When Tom Bastounes trained with The Second City’s touring company he hoped the famed improv institution would give him the same sort of career boost it has for people like Dan Aykroyd and Tina Fey. Instead, Bastounes ended up establishing a multimillion-dollar produce business. Never giving up on his dream of acting, though, Bastounes turned his business acumen into producing savvy and starred in and produced two features, including the Michael Keaton-directed The Merry Gentleman, which premiered at Sundance and is in theaters now.
Goldy Moldavsky (MM): You’re quite successful in your own right with your produce business. Why come to Hollywood where you’d be competing with countless of other people who are trying to make it as actors?
Tom Bastounes (TB): A person’s DNA is what it is. If you feel that that is who you are, then you have to pursue it. Jobs don’t define who people are—people define who they are by their abilities and how hard they are willing to work for it.
MM: Did seeing your former Second City acting partners—like Steve Carell and Jeremy Piven—make it big in Hollywood influence your decision to try your hand at acting again or was it something that was always in the back of your mind?
TB: It’s always a part of my makeup and it’s always been what I wanted to do. Their success reinforced the notion that people with ability, no matter what business it is, will succeed. But my goal is not to be a big star. My goal is to work.
MM: How did you go from a love of acting to becoming a producer?
TB: I produced to afford myself the opportunity to act. I’d much rather be a working actor than a struggling producer.
MM: Your story is really interesting in that you literally made your dreams come true by financing a movie that turned into a starring vehicle for you. Can you talk about this approach to moviemaking?
TB: The approach for this film wasn’t to provide myself with a role; the approach was to make a great film and to have two movie stars in the film to give it the chance of success. Those stars are Michael Keaton and Kelly Macdonald and we felt that with those two names in the film, I could award myself the role of the cop as I felt we had enough star power.

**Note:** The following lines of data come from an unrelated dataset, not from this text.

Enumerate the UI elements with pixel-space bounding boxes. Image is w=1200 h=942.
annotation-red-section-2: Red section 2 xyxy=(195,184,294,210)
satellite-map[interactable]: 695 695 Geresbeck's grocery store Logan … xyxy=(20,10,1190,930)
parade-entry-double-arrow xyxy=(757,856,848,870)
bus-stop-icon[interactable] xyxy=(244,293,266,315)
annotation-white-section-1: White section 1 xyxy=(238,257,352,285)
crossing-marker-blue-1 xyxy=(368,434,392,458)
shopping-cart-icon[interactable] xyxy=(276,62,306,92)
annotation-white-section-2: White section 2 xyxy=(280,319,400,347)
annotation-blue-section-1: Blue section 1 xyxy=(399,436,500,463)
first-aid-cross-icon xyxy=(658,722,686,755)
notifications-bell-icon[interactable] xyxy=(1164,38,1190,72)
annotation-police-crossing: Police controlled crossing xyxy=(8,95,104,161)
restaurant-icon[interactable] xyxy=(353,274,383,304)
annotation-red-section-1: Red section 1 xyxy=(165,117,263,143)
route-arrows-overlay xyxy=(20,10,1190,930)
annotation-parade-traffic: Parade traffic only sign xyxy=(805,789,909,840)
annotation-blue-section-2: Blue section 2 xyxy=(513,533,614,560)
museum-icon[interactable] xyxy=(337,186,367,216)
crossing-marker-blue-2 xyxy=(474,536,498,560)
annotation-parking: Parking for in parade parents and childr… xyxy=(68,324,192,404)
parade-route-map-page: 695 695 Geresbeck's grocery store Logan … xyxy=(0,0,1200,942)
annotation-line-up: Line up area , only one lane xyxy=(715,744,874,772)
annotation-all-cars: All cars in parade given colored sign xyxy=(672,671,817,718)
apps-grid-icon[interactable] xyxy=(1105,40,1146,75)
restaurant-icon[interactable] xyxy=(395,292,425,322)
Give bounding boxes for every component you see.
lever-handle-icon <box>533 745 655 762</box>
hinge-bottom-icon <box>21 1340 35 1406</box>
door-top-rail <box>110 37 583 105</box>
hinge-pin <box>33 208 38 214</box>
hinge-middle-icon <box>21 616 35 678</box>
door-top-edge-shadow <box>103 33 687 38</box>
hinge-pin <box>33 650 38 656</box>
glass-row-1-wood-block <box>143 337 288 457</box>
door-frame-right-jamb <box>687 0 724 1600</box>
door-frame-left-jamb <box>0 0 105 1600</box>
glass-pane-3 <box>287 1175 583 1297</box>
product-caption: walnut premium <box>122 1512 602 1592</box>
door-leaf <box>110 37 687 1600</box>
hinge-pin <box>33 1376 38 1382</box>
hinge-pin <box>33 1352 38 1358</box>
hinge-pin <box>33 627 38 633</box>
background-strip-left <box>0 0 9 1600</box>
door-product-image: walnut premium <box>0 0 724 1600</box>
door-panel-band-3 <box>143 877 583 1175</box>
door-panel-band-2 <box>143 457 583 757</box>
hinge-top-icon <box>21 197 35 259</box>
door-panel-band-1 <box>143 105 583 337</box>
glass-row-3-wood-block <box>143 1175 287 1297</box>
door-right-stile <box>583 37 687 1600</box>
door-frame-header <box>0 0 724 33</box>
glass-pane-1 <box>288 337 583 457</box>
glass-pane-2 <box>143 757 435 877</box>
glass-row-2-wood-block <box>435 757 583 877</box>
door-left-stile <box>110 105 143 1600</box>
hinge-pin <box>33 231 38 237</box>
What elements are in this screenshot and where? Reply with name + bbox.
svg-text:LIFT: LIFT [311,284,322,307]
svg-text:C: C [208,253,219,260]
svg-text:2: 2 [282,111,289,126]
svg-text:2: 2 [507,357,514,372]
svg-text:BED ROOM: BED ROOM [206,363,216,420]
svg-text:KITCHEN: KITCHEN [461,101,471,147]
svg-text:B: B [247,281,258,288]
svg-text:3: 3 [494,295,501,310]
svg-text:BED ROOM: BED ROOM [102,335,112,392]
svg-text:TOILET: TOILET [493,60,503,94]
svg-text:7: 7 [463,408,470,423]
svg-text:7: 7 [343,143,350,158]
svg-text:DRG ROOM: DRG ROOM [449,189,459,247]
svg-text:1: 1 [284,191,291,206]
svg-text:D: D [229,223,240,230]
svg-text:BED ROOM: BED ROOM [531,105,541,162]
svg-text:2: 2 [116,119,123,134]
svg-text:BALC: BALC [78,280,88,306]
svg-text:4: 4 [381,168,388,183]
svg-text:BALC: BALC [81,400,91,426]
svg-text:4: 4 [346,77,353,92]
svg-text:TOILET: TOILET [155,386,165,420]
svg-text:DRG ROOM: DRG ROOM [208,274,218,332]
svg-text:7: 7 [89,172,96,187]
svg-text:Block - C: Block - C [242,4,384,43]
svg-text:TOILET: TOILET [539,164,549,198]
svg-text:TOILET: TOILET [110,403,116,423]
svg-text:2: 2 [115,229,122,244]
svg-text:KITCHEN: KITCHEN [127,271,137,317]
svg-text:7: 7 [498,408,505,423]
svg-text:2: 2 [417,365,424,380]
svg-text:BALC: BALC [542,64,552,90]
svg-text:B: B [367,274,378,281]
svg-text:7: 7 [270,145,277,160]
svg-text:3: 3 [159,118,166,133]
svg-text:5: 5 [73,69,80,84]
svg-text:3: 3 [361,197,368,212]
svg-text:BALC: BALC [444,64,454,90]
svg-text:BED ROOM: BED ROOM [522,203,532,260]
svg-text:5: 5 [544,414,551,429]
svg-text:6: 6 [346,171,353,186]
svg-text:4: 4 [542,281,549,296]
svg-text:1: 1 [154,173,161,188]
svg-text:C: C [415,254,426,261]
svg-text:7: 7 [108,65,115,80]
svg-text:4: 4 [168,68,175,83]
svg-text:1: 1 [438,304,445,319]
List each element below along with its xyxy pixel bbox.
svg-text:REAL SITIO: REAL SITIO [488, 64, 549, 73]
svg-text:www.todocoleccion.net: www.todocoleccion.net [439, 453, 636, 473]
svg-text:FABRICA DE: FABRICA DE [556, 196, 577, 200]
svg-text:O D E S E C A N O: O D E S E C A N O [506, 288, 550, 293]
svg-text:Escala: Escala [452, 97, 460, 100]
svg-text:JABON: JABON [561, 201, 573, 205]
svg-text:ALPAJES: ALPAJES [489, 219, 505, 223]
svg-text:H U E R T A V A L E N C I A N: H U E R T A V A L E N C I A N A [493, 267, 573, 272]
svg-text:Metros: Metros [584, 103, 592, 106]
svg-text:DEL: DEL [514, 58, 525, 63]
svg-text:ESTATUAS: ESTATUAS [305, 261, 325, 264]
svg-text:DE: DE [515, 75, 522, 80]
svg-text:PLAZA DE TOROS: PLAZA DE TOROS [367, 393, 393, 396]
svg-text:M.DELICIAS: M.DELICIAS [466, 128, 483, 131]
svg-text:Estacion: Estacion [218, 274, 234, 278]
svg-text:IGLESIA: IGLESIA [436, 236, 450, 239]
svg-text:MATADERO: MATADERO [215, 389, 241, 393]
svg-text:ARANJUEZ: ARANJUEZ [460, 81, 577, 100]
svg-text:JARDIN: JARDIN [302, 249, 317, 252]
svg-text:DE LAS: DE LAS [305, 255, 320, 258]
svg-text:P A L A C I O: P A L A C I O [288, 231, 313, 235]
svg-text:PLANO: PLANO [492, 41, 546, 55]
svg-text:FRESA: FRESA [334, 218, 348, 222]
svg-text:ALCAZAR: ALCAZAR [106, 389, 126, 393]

As a producer you get to exercise some of your creative muscle in the sense that you’re part of a collaboration with writer and director to bring that script to life. That part of producing is fun because it’s creative as opposed to the business side, which is the all-consuming task of finding the money.
MM: What advice would you give people who’ve always wanted to be in the movies and never lost sight of that dream, no matter where their careers may have taken them?
TB: Don’t put your aspirations in the context of a dream. Dreams are what you do when you’re asleep at night. And generally when you’re asleep, not much is happening. You have to put it in the context of a goal, and pursue it as a task master where every day you want to chip away and make some progress. Then, at the end of the day, the progress is cumulative. It might not feel like things are moving forward, but after some time has gone by, you’ll realize that you’ve done something.